Is my partner being dosed correctly?
Oct 1, 2008
My partner was diagnosed 6 weeks ago with AIDS- CD4=30, HIV= 250K. Our ID placed him on Reyataz 200 mg BID and Trizivir 60 mg BID. I can not find this dosage regimen anywhere in the literature that I have searched. I am a Radiologist (MD) and probably know just enough to ask stupid questions. I am worried about the dosage because my partner has experienced SEVERE reflux symptoms and if we could get him on on QD dosage we might get him on an acid inhibitor. The ID on hearing his symptoms placed him on a one week diflucan trial. I'm really frustrated.....HELP
Response from Dr. Young
Dear Dr. Radiologist, thanks for your post.
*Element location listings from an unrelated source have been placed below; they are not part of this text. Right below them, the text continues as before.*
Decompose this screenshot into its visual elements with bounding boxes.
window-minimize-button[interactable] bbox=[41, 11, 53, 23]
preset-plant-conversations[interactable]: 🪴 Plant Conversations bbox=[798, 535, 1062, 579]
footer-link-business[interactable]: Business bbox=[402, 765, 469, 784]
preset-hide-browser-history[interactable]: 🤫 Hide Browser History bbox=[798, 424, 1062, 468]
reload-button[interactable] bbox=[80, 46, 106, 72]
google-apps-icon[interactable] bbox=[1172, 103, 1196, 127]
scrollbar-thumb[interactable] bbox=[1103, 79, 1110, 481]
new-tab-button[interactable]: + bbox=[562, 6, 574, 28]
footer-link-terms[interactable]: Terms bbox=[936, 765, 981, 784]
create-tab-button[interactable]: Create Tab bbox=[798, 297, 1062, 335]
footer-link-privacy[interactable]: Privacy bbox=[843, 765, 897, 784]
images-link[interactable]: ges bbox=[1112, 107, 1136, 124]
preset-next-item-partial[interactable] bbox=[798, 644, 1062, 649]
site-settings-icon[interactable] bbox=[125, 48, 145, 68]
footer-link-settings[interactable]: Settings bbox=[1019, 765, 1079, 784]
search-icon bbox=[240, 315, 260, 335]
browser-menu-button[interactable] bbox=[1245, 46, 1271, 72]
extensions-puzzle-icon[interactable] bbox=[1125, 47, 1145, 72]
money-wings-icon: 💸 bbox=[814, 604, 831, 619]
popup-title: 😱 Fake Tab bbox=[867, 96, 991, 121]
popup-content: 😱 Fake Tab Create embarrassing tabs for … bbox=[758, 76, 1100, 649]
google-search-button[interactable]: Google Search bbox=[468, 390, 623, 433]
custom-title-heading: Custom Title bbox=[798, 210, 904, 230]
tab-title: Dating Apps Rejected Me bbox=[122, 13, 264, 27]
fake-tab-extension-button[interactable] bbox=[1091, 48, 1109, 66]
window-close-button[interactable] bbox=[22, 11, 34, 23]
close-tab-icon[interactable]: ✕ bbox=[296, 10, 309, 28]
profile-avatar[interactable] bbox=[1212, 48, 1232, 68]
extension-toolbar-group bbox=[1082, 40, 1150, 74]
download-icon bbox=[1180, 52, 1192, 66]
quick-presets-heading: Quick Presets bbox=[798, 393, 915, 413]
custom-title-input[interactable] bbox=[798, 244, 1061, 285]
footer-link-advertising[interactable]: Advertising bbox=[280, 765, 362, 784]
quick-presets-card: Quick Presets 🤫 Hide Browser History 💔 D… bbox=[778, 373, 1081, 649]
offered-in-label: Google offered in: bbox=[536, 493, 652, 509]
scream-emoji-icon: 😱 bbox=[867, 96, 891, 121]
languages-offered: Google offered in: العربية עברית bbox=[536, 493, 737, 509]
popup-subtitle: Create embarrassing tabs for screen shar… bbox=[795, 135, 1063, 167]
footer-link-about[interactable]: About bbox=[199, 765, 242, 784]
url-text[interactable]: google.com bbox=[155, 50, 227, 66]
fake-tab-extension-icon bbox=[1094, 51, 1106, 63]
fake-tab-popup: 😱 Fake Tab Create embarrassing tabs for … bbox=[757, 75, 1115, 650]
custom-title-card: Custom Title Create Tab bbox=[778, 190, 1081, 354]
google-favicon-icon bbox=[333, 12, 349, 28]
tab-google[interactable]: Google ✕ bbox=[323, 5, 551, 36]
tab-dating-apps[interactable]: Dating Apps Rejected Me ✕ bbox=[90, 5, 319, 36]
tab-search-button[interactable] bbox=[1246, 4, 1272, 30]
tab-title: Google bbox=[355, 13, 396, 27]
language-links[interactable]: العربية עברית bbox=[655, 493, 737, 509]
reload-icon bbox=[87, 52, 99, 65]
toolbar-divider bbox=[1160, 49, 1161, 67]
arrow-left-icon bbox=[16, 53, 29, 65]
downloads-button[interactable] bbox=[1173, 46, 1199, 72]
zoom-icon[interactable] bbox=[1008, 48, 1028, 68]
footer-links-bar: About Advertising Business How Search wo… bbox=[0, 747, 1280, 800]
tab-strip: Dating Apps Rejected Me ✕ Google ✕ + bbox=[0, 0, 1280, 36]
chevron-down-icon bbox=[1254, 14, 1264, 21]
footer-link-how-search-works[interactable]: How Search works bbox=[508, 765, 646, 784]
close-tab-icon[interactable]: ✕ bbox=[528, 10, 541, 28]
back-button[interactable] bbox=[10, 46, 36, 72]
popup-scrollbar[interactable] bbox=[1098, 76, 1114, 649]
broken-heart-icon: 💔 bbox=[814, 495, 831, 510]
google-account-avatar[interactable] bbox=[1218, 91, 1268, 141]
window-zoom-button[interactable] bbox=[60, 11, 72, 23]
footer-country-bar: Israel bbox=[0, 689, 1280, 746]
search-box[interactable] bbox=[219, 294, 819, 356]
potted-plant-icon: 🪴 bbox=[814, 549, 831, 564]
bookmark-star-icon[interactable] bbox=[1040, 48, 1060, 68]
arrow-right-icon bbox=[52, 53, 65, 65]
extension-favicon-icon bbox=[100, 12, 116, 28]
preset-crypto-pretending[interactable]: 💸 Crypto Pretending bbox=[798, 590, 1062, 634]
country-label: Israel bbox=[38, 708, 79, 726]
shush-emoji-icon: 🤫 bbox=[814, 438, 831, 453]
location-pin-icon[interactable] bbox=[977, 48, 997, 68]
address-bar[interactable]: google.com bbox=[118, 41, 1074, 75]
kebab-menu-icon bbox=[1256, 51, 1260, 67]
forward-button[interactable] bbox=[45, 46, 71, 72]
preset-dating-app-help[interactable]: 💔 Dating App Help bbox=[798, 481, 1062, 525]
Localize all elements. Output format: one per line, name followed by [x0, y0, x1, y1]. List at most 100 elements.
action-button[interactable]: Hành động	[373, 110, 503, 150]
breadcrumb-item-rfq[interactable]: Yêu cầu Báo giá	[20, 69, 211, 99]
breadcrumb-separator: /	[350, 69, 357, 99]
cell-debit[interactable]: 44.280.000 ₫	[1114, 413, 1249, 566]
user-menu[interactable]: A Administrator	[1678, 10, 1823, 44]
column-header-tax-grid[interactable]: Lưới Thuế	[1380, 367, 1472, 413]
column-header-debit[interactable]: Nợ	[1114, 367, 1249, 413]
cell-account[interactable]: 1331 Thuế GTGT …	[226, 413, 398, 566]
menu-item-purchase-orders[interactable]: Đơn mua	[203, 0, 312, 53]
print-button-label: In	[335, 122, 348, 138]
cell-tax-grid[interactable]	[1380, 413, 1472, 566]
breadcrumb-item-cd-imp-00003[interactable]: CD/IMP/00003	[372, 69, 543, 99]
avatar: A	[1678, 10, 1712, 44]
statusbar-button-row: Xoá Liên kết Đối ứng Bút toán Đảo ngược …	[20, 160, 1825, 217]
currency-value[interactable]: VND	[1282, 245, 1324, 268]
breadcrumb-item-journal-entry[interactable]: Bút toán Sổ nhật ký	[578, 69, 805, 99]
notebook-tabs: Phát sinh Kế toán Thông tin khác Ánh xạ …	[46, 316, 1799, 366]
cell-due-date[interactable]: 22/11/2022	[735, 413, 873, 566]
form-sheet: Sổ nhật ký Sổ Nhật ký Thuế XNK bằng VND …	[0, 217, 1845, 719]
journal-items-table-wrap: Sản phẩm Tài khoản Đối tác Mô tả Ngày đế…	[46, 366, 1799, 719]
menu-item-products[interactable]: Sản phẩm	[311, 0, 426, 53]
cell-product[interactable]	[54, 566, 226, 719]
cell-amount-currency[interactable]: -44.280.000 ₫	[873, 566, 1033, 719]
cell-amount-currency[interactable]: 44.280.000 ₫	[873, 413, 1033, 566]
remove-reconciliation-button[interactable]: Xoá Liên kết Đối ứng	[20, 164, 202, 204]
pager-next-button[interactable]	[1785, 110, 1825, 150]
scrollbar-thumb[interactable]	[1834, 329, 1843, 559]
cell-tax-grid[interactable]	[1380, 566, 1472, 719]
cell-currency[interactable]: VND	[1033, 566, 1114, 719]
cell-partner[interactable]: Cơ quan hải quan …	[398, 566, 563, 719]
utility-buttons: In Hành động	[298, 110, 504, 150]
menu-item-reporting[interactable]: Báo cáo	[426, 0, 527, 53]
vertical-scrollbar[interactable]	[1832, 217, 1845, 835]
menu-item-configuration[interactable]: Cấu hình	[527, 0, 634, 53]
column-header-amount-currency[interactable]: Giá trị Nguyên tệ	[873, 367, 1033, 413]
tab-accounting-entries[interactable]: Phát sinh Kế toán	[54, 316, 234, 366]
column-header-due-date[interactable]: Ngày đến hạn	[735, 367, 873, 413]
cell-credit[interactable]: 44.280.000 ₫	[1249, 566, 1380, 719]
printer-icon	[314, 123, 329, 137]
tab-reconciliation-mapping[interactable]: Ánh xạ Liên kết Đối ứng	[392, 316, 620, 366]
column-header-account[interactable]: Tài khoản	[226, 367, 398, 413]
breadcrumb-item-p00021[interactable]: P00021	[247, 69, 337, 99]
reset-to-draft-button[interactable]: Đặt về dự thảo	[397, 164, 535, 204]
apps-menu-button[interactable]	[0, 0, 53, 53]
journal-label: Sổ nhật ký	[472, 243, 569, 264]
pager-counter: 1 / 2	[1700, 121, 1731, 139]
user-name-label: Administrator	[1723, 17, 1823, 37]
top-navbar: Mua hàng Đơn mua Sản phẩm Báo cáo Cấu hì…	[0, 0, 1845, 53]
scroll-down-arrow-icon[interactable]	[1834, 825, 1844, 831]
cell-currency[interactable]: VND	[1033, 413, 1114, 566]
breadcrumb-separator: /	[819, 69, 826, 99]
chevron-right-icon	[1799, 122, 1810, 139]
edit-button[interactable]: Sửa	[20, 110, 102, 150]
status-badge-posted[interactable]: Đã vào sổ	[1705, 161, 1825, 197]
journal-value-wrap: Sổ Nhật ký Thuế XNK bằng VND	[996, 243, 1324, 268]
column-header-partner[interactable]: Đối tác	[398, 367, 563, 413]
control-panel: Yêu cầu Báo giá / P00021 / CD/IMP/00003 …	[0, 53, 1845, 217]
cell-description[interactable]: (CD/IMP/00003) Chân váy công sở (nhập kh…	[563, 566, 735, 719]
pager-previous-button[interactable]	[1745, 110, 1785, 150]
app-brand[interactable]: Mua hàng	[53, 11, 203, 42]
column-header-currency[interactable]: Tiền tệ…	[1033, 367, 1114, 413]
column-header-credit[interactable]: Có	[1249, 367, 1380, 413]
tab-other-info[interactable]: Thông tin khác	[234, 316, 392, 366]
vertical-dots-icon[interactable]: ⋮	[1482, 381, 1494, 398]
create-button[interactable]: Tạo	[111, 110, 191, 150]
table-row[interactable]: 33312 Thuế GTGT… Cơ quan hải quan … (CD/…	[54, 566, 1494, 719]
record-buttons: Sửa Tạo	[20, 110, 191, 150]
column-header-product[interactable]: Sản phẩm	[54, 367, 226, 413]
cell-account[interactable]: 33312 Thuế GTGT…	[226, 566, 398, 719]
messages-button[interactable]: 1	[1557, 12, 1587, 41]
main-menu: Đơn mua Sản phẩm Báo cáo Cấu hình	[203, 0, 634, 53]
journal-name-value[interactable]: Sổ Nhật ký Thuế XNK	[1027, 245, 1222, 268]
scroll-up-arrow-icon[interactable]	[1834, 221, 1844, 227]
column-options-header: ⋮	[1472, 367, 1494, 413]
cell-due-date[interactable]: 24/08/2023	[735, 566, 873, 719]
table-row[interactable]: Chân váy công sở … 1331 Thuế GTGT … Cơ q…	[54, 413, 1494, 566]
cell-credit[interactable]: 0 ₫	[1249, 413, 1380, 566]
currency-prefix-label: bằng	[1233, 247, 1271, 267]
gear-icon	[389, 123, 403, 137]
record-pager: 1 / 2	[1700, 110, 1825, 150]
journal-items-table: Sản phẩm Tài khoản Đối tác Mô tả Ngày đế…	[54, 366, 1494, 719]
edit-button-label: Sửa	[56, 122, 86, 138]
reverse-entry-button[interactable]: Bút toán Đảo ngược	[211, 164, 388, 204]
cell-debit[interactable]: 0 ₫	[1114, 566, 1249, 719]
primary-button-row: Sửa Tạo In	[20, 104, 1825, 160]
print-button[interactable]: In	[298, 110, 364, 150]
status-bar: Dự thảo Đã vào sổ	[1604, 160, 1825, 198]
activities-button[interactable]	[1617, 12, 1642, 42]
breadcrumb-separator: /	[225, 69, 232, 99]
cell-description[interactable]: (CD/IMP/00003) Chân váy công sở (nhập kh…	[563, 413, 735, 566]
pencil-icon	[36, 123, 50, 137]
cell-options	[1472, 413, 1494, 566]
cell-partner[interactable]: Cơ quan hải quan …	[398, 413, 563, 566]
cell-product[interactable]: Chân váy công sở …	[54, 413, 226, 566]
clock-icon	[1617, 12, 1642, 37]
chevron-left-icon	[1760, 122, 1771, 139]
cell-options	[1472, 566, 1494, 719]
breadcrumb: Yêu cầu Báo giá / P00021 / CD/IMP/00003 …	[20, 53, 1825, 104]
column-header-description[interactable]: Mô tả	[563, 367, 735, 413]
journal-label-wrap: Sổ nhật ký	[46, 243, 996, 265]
I'm very sorry to hear about your partner's diagnosis. I'm quite concerned about the case scenario you describe.
Who is your partner's ID? Does he or she read current US treatment guidelines?
This is an entirely unconventional drug regimen-- one without support in US, British or other national treatment guideline.
Unless there is some really odd drug resistance pattern, there's no support for using triple nucleoside + protease inhibitors (as his regimen is) for first line treatment. A two nucleoside regimen (for example, reducing the AZT+3TC+abacavir to 3TC+abacavir) would be more consistent with current opinion.
Now as to the atazanavir (Reyataz); this is dosed once-daily, 400 mg (without ritonavir) or 300 mg (with 100 mg ritonavir boosting). All current treatment guidelines recommend the use of ritonavir boosted PIs because of significant superiority over their unboosted cousins. I'd have to ask why unboosted 'taz was chosen. Moreover, if your partner has SEVERE reflux, I'd further ask why 'taz-- since there is a very significant drug interaction between acid lowering agents and this PI; other recommended PIs (like fosamprenavir (Lexiva) or lopinavir (Kaletra)) don't have this issue. In my opinion, patients who likely need acid lowering agents really shouldn't be on atazanavir, since the use of antacids can really compromise the antiviral potency of their regimen and jeopardizes the development of drug resistance.
One last point, his reflux symptoms deserves some inquiry. Most patients with very low CD4s are actually achlorhydric (no stomach acid), so acid reflux is relatively uncommon. I'd want to know if there is something else causing esophageal symptoms (ie, esophagitis). Here, in a patient with 30 CD4 cells, I'd have a low threshold to obtain a diagnostic upper endoscopy with possible biopsy.
Sounds like it's time for a really good discussion about the rationale behind your partner's doctors decision making.